Não me chocaria que, em vez de termos uma regra igual para todos, tivéssemos a possibilidade de os países definirem uma trajectória de redução, em compromisso com a Comissão Europeia dentro de limites mínimos de redução de médio prazo predefinidos. E que tenham de cumprir essa trajectória, com a monitorização das instituições orçamentais independentes nacionais e da própria Comissão Europeia. Mas mais importante que o desenho de uma regra europeia, há aqui uma questão que é nacional. Para certos países, a existência de regras europeias não seria se calhar uma necessidade porque eles próprios têm regras que cumprem, porque existe uma cultura forte de responsabilidade em torno da disciplina orçamental. Agora, admito que, para outros países, essa cultura seja mais frágil. Muitas vezes temos regras nacionais que estão na lei, mas que acabam por não ser cumpridas, porque os mecanismos de escrutínio e de responsabilização também são débeis.
É esse é o caso de Portugal? Precisamos das regras europeias?
Acabaram por surgir como uma necessidade. Mas, de todo o modo, a avaliação que se faz da realidade de cada país, com regras ou sem elas, está sempre presente. Porque, em última análise, os chamados mecanismos de mercado acabam por fazer esse trabalho de distinguir o que é um bom devedor e um mau devedor, do tal perfil de risco, em função daquilo que é o historial reputacional que esse mesmo país apresenta.
Em Portugal, nos últimos anos, essa pressão parece mais intensa que as próprias regras...
Exacto, acabámos por interiorizar isso porque houve um momento em que deixámos de ter acesso ao financiamento no mercado de dívida. A força dessa pressão existe e acabamos sempre por ser confrontados com ela. De certa forma, a regra orçamental é essencialmente um mecanismo de prudência.

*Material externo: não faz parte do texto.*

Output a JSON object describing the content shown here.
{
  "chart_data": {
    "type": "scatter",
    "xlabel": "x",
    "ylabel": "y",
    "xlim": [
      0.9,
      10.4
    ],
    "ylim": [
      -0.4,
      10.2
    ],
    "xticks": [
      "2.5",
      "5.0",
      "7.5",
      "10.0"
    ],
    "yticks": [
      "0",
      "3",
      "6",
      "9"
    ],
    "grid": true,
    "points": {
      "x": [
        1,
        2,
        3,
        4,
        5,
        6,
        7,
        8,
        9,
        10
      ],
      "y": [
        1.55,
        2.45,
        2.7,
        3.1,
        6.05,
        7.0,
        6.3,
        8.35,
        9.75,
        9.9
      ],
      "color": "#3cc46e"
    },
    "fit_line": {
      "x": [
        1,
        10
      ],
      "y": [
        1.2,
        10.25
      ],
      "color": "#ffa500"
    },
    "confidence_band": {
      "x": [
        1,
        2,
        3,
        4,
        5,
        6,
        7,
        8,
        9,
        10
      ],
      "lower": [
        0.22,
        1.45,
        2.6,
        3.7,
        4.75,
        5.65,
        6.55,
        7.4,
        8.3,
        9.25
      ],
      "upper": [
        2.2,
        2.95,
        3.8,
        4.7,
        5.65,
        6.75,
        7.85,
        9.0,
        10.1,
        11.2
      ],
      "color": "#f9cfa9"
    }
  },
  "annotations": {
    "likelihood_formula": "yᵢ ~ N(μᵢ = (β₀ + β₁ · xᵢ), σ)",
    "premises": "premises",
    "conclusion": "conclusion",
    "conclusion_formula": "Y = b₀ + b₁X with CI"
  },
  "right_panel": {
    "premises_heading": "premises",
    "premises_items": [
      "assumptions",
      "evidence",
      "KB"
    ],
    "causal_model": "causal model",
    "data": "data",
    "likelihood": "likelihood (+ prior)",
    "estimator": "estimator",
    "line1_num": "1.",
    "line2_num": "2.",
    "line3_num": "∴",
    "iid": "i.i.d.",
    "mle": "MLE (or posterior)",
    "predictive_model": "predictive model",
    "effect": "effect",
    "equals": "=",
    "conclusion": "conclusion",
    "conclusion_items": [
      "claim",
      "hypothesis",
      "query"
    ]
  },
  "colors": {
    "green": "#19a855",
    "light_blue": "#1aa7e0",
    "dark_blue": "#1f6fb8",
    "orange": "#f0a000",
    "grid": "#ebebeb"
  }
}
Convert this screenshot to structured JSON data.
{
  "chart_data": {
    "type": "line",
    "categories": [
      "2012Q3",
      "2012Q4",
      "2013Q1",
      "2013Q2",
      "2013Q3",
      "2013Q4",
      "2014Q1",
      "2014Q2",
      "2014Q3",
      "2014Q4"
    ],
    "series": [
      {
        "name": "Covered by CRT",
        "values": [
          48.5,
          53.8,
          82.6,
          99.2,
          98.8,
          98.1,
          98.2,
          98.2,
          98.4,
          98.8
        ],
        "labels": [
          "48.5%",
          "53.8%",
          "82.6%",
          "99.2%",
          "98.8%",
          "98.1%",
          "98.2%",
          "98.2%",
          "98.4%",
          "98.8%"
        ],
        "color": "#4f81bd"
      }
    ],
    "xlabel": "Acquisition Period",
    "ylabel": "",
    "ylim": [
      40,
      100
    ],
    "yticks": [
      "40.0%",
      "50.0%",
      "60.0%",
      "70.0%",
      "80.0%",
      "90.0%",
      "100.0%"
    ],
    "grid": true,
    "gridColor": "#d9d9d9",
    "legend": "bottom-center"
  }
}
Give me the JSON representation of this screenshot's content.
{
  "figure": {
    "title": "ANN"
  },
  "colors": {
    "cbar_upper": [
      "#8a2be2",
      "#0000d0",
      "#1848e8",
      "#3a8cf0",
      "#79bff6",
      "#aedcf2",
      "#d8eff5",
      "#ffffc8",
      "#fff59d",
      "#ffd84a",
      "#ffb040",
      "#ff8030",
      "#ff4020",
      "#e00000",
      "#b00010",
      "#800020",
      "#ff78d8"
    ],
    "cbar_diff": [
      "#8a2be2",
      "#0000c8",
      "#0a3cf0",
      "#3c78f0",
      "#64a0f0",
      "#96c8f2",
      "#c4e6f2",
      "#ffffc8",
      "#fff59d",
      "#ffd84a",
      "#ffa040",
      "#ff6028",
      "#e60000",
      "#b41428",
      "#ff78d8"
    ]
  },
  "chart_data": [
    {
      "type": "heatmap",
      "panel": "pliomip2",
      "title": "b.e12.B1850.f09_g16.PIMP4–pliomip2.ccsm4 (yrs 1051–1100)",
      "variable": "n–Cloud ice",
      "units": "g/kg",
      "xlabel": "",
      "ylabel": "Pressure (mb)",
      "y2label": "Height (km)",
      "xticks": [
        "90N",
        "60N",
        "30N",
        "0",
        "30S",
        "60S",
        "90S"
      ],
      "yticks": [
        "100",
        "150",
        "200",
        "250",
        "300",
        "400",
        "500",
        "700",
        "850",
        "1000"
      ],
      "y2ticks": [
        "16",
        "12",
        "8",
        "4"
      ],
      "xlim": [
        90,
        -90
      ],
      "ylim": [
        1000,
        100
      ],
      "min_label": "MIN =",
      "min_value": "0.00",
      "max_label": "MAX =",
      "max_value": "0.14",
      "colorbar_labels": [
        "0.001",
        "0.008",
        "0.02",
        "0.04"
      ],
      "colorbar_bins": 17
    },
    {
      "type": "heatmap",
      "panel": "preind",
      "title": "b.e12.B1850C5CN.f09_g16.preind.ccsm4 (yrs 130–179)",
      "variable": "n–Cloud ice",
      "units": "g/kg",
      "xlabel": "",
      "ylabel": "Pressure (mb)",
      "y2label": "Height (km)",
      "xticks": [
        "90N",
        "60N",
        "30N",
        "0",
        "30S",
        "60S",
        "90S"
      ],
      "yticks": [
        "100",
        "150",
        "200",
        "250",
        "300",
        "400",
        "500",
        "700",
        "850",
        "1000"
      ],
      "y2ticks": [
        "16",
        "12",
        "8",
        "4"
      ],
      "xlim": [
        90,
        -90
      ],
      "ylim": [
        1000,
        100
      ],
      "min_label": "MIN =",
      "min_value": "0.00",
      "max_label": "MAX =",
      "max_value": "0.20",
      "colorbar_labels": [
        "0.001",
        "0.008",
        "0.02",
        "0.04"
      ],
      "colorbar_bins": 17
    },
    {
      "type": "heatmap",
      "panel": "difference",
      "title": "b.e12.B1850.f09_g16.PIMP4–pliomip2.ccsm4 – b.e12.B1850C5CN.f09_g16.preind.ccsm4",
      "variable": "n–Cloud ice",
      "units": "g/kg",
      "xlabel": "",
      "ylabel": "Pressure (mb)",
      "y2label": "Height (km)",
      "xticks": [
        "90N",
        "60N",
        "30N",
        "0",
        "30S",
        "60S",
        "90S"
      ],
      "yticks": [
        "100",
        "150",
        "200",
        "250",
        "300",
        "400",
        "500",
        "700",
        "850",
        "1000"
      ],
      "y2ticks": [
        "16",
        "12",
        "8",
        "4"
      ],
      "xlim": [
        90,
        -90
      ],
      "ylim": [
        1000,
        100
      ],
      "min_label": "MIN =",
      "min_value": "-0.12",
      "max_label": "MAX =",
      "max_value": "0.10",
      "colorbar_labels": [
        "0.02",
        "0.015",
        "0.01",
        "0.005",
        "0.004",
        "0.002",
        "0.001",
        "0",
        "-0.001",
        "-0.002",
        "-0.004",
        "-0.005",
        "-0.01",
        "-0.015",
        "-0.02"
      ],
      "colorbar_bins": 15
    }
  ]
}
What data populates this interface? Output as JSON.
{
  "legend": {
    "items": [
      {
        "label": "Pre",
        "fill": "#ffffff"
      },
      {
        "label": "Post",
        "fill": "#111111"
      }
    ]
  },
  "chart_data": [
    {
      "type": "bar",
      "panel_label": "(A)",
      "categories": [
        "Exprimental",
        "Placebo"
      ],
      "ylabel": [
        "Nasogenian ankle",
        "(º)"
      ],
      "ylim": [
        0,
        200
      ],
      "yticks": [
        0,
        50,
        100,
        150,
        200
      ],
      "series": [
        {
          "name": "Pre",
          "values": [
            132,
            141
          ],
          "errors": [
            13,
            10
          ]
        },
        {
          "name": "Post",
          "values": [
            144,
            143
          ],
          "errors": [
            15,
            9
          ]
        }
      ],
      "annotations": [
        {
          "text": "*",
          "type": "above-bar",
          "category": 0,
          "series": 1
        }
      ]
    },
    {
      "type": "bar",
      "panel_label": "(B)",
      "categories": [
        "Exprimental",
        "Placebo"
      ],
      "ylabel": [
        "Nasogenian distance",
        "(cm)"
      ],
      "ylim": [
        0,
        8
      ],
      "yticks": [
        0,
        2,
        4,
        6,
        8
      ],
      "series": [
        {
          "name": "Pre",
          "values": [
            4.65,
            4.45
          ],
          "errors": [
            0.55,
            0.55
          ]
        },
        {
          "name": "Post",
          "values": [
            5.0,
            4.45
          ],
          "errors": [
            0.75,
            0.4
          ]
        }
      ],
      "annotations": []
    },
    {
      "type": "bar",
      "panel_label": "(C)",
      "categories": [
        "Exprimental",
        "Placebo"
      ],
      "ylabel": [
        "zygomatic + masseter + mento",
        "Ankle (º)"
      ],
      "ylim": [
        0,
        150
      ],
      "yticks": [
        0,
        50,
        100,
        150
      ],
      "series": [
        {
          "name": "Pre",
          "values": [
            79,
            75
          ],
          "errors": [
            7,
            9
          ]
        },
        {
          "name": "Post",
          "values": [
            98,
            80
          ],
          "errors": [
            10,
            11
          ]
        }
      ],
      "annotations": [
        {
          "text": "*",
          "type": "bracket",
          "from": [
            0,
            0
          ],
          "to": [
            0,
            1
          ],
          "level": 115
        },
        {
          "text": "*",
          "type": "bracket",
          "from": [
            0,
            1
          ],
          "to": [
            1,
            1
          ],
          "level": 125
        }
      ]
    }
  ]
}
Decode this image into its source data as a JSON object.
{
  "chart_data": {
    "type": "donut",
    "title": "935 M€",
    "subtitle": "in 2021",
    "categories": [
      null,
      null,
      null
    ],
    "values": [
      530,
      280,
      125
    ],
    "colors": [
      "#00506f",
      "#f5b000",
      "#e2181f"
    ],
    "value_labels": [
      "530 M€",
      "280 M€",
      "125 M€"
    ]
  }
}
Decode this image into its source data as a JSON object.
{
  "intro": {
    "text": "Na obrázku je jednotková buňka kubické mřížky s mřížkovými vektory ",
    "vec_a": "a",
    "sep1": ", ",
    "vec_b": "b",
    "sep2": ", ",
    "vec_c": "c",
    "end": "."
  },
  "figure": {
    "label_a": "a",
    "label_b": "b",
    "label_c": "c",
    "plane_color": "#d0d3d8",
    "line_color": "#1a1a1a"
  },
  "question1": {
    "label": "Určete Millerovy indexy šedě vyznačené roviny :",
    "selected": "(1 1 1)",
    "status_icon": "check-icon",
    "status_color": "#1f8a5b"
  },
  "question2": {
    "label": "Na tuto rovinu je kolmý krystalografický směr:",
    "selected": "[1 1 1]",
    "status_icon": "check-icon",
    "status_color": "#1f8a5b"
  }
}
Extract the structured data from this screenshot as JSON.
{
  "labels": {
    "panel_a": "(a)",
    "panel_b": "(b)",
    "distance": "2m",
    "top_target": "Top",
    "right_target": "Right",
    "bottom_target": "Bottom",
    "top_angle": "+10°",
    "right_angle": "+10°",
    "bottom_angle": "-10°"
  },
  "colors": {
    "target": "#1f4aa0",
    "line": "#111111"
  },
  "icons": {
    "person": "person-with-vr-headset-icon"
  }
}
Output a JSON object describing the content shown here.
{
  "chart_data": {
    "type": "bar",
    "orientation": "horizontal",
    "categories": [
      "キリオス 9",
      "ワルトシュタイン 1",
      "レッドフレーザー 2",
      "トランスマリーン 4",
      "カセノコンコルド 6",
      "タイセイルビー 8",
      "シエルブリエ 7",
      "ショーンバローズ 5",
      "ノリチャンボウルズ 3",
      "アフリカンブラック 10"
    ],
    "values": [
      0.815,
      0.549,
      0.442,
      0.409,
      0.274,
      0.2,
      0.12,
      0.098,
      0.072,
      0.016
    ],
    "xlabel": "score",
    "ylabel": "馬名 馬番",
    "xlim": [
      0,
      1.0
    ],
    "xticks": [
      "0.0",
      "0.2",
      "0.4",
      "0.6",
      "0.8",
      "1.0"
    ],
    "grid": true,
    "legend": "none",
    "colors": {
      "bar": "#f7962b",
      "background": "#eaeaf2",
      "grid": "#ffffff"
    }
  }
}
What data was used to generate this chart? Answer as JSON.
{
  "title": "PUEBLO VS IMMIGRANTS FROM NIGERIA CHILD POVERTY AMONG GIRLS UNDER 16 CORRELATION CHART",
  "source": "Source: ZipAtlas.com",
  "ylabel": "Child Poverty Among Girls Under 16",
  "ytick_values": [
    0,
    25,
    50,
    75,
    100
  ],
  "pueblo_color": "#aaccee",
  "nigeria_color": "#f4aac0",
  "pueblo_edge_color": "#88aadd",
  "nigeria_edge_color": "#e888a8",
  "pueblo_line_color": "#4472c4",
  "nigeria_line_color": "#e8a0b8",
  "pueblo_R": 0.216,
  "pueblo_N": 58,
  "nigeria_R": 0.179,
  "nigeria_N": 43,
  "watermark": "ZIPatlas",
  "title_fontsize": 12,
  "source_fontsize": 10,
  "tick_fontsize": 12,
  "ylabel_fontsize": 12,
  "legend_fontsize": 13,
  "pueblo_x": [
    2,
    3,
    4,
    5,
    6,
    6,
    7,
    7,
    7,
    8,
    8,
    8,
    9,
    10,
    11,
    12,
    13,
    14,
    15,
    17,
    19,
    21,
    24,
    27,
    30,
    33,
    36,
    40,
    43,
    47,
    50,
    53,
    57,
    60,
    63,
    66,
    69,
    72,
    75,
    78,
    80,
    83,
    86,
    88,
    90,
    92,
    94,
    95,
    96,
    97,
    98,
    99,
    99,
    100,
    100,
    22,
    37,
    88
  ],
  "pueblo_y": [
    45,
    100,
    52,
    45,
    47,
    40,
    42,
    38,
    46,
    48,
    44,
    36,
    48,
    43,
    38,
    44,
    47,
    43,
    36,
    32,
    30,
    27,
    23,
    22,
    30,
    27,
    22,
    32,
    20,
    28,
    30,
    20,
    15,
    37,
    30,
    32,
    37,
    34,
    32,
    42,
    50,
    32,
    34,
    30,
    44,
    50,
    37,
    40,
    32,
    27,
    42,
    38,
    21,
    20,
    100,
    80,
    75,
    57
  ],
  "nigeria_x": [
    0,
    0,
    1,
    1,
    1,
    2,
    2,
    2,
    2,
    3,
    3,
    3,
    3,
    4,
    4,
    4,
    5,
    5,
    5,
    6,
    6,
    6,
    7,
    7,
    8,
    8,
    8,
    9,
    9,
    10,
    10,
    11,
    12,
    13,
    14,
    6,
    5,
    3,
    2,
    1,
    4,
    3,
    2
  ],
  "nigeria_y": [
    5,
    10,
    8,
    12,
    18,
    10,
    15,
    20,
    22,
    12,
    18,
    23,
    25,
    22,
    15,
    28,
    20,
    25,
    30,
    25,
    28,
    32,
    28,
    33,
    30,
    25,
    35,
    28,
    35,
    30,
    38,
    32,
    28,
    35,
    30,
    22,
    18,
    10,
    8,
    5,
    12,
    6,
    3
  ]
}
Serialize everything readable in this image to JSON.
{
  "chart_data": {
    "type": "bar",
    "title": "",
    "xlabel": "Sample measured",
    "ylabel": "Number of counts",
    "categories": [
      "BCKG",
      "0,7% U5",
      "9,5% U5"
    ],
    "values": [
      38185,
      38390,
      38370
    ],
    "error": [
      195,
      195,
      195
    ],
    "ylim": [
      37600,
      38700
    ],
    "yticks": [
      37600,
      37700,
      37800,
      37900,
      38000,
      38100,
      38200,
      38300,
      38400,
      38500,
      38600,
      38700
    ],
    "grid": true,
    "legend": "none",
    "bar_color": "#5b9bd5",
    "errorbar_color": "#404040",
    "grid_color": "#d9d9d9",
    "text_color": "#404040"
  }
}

A regra do défice de 3% e a regra do saldo estrutural poderiam ser abandonadas?
Essas regras estão um pouco desajustadas face à realidade, nomeadamente aquilo que são as taxas de crescimento nominais da economia, e podem ser repensadas. Mas também sei que estão num protocolo anexo aos tratados da União Europeia, e precisam de ser alteradas nos mesmos termos, portanto é difícil do ponto de vista político, não vejo que possa acontecer nos próximos tempos.
*Entrevista publicada originalmente na edição n.º 11.477 do Jornal Público, de 28 de setembro de 2021.